Geller, A. et al. Emergency Department Visits for Adverse Events Related to Dietary Supplements. N Engl J Med 2015; 373:1531-1540
This study found that the major causes of harm from supplements included accidental ingestion by children, and heart problems in young, otherwise health adults using them for weight loss or for greater “energy.” However, even micronutrients were responsible for emergency room visits and hospitalizations in older Americans.
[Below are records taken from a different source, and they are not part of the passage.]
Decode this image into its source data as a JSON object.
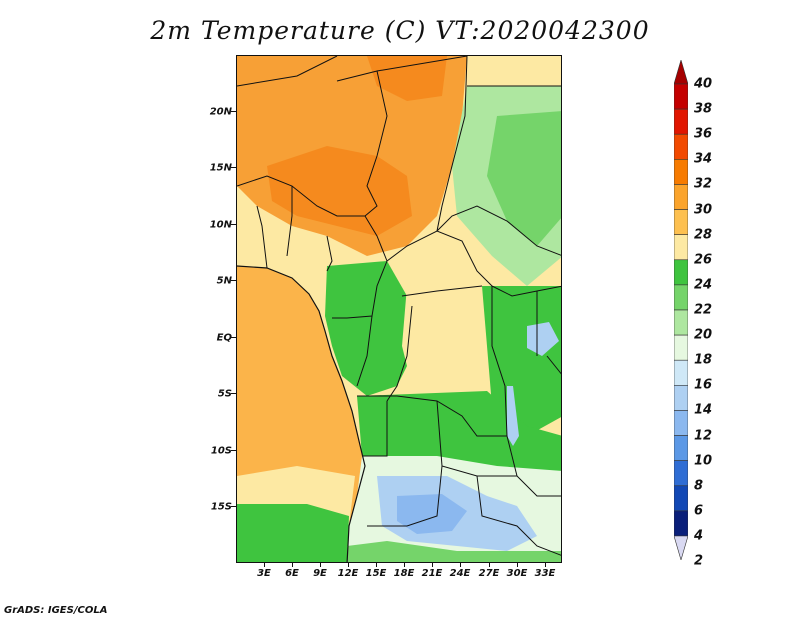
{
  "title": "2m Temperature (C) VT:2020042300",
  "footer": "GrADS: IGES/COLA",
  "lat_labels": [
    "20N",
    "15N",
    "10N",
    "5N",
    "EQ",
    "5S",
    "10S",
    "15S"
  ],
  "lon_labels": [
    "3E",
    "6E",
    "9E",
    "12E",
    "15E",
    "18E",
    "21E",
    "24E",
    "27E",
    "30E",
    "33E"
  ],
  "colorbar": {
    "labels": [
      "40",
      "38",
      "36",
      "34",
      "32",
      "30",
      "28",
      "26",
      "24",
      "22",
      "20",
      "18",
      "16",
      "14",
      "12",
      "10",
      "8",
      "6",
      "4",
      "2"
    ],
    "colors": [
      "#a50000",
      "#c40000",
      "#e11600",
      "#f24a00",
      "#f77b00",
      "#fba42c",
      "#fdc050",
      "#fde9a3",
      "#3fc43f",
      "#75d46a",
      "#aee7a0",
      "#e6f8e0",
      "#cfe8f7",
      "#aed0f2",
      "#8bb8ef",
      "#5b98e6",
      "#2f6dd4",
      "#1248b5",
      "#0a1f7a",
      "#d9d9f2"
    ]
  },
  "legend": {
    "units": "C",
    "variable": "2m Temperature"
  }
}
Nothing that has a measurable effect on the body, even if it has benefits, is without risk, and these products won’t be safe or useful until we require manufacturers to produce reliable scientific evidence about their effects before they are allowed to sell them.
We used nationally representative surveillance data from 63 emergency departments obtained from 2004 through 2013 to describe visits to U.S. emergency departments because of adverse events related to dietary supplements.
On the basis of 3667 cases, we estimated that 23,005 (95% confidence interval [CI], 18,611 to 27,398) emergency department visits per year were attributed to adverse events related to dietary supplements. These visits resulted in an estimated 2154 hospitalizations (95% CI, 1342 to 2967) annually. Such visits frequently involved young adults between the ages of 20 and 34 years (28.0% of visits; 95% CI, 25.1 to 30.8) and unsupervised children (21.2% of visits; 95% CI, 18.4 to 24.0). After the exclusion of unsupervised ingestion of dietary supplements by children, 65.9% (95% CI, 63.2 to 68.5) of emergency department visits for single-supplement–related adverse events involved herbal or complementary nutritional products; 31.8% (95% CI, 29.2 to 34.3) involved micronutrients. Herbal or complementary nutritional products for weight loss (25.5%; 95% CI, 23.1 to 27.9) and increased energy (10.0%; 95% CI, 8.0 to 11.9) were commonly implicated. Weight-loss or energy products caused 71.8% (95% CI, 67.6 to 76.1) of supplement-related adverse events involving palpitations, chest pain, or tachycardia, and 58.0% (95% CI, 52.2 to 63.7) involved persons 20 to 34 years of age. Among adults 65 years of age or older, choking or pill-induced dysphagia or globus caused 37.6% (95% CI, 29.1 to 46.2) of all emergency department visits for supplement-related adverse events; micronutrients were implicated in 83.1% (95% CI, 73.3 to 92.9) of these visits.
An estimated 23,000 emergency department visits in the United States every year are attributed to adverse events related to dietary supplements. Such visits commonly involve cardiovascular manifestations from weight-loss or energy products among young adults and swallowing problems, often associated with micronutrients, among older adults. (Funded by the Department of Health and Human Services.)